Anyway. Because I am stupid, I decided to take him up on his suggestion and I now present the list of Things I Bought in January:
3 pairs of shoes (WIN!)
1 dress
1 skirt
4 tops
And actually, I think this may turn out to be a counter-productive exercise, because when I see it all written down like that, it doesn’t really look too bad, does it? (Maybe I should try to spend MORE? Food for thought, there…) Especially when you consider that one pair of shoes was in the sale for £10, all of the tops were cheap basics, like long-sleeve t-shirts and vest/tunic things, that are actually essential to life.

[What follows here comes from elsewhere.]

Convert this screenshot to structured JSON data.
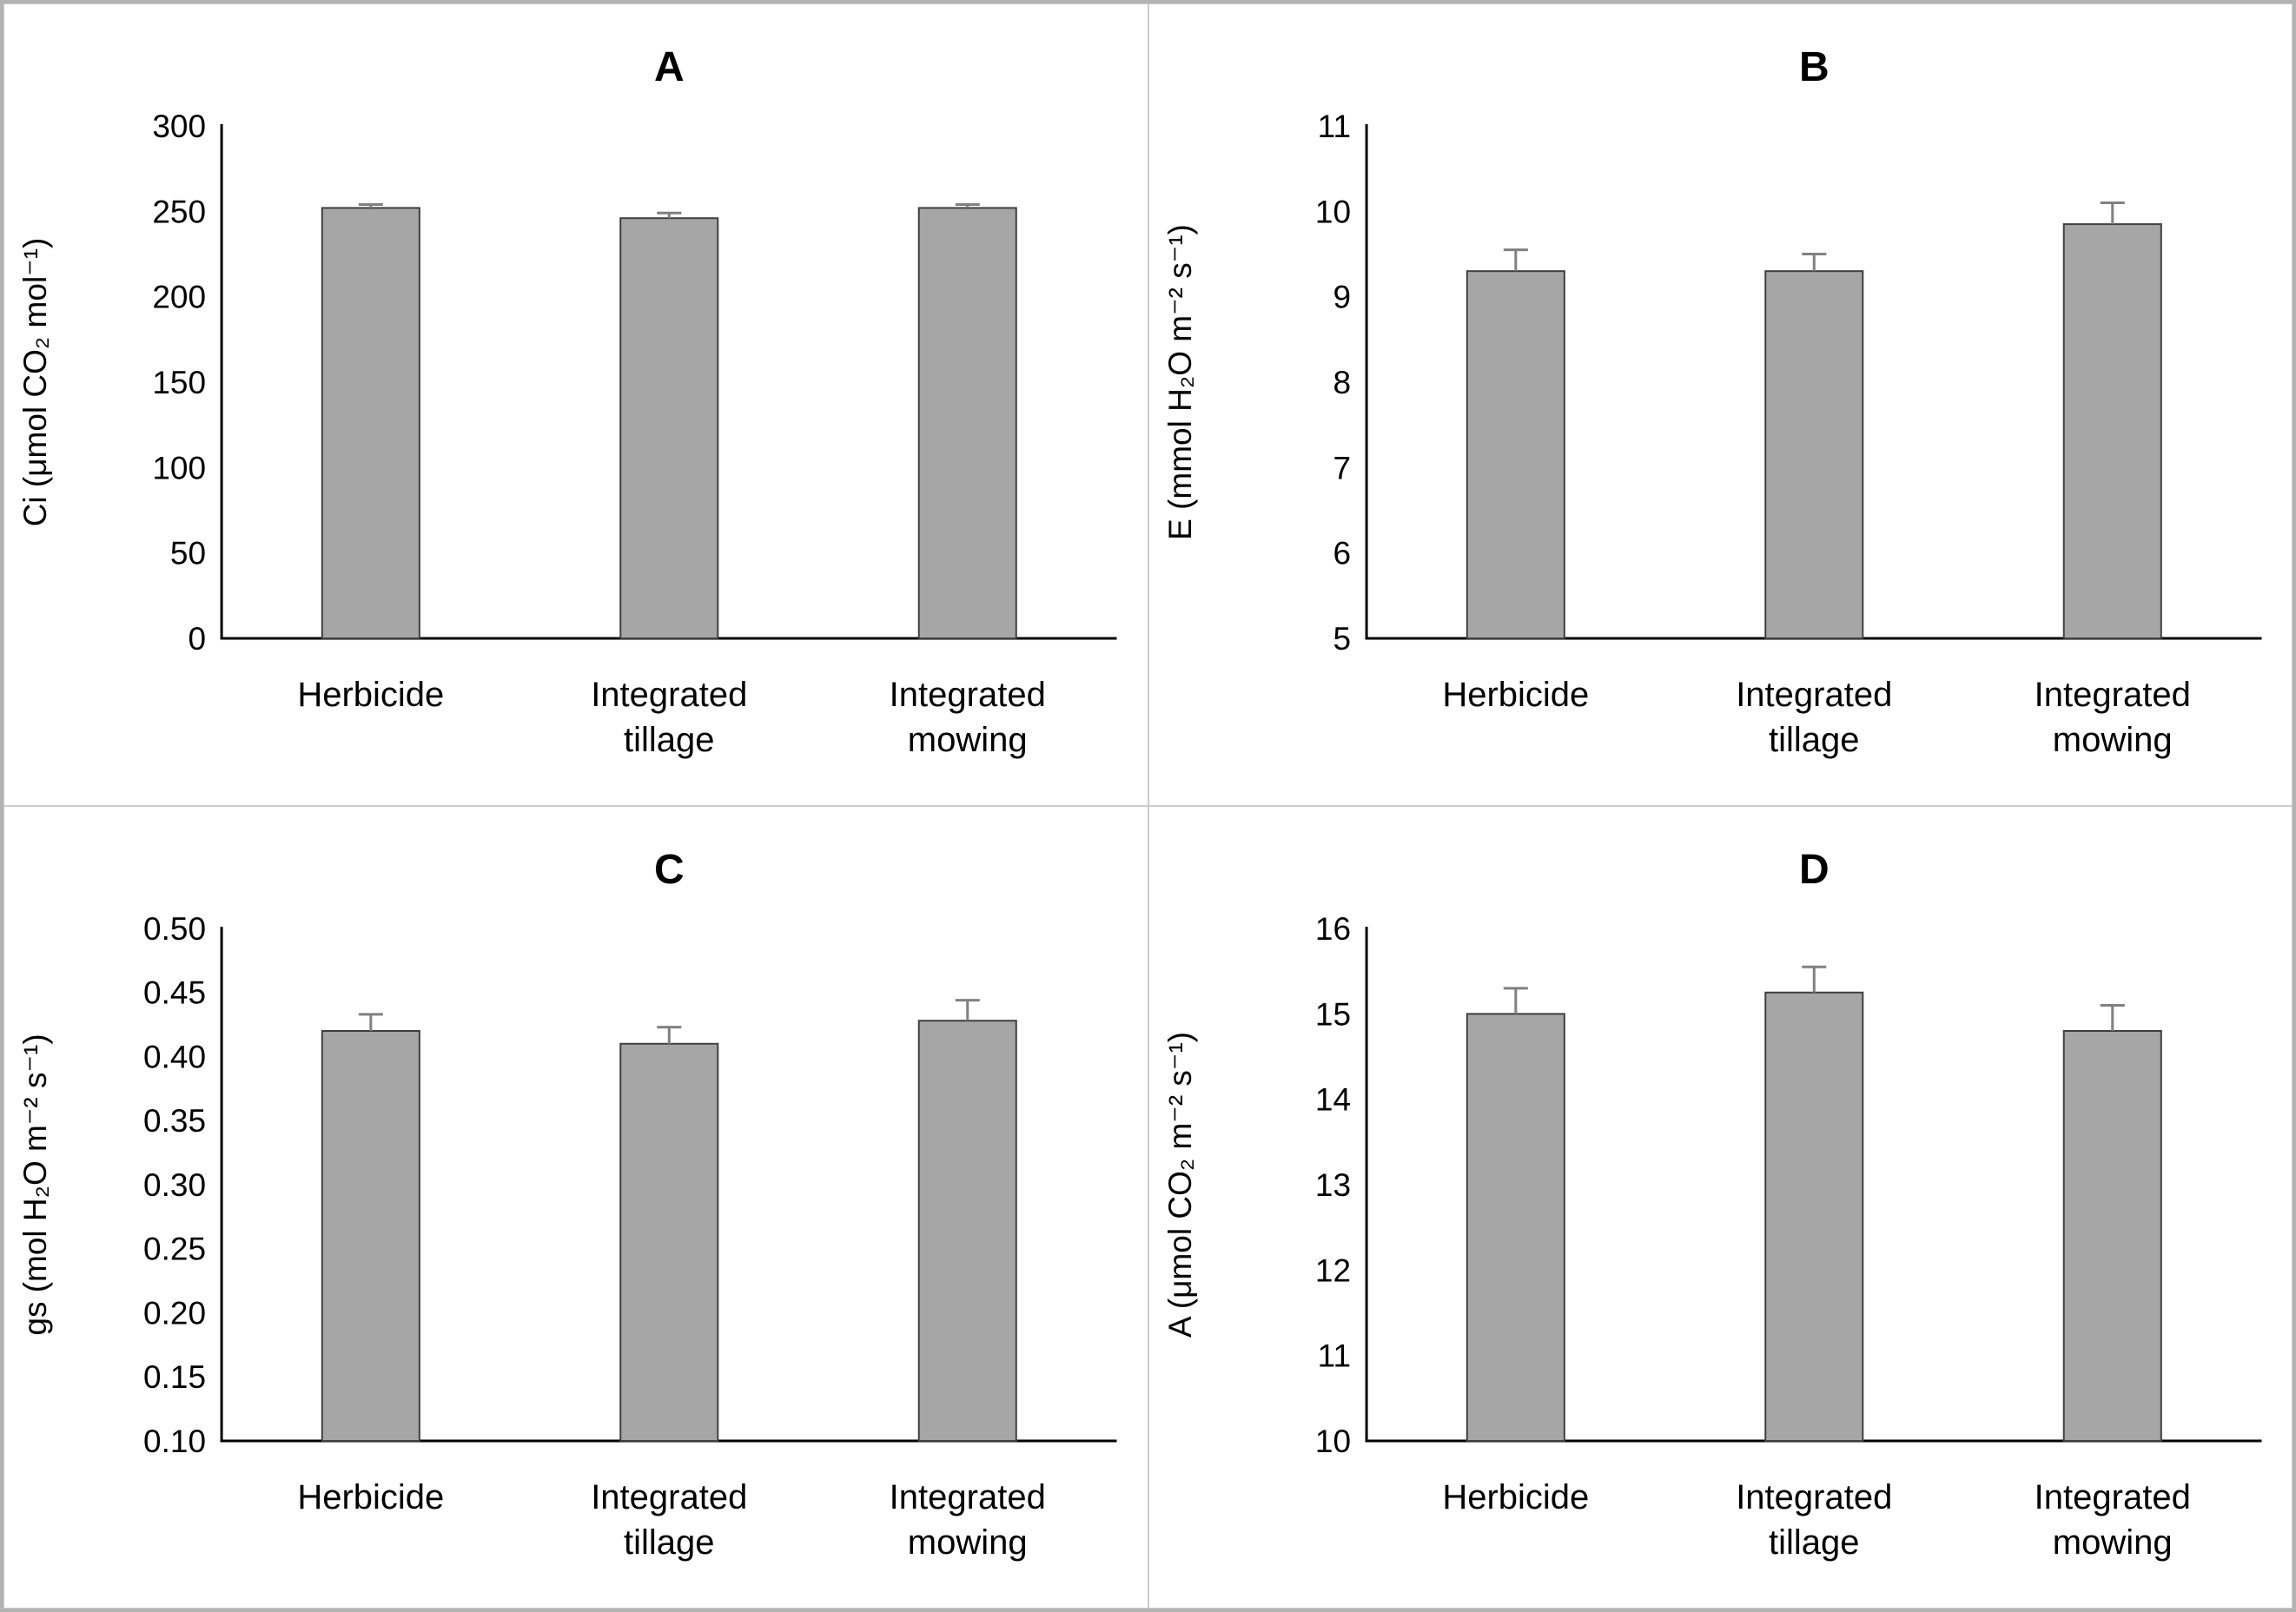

All the same, resolution for February: buy less than that.
(Let’s just ignore the fact that yesterday? I went shopping. That doesn’t really count, though, because I only bought gym clothes and I HAD to buy gym clothes because I was in danger of being mistaken for a homeless person every time I tried to exercise.)
Also: it’s been snowing here for the past 24 hours now. I feel I have to mention this because it’s been more or less the only topic of conversation on Twitter and Facebook all day today, and I’m starting to feel left out because I’m apparently the only person in the world who doesn’t get super-excited by the snow. I hate the snow. It’s cold and wet and it makes driving dangerous, and when you work from home ANYWAY, you don’t even get a snow day. Bah, humbug.
Oooh, also: Terry has been giving the blog a bit of a facelift. Isn’t it pretty? Say it is pretty.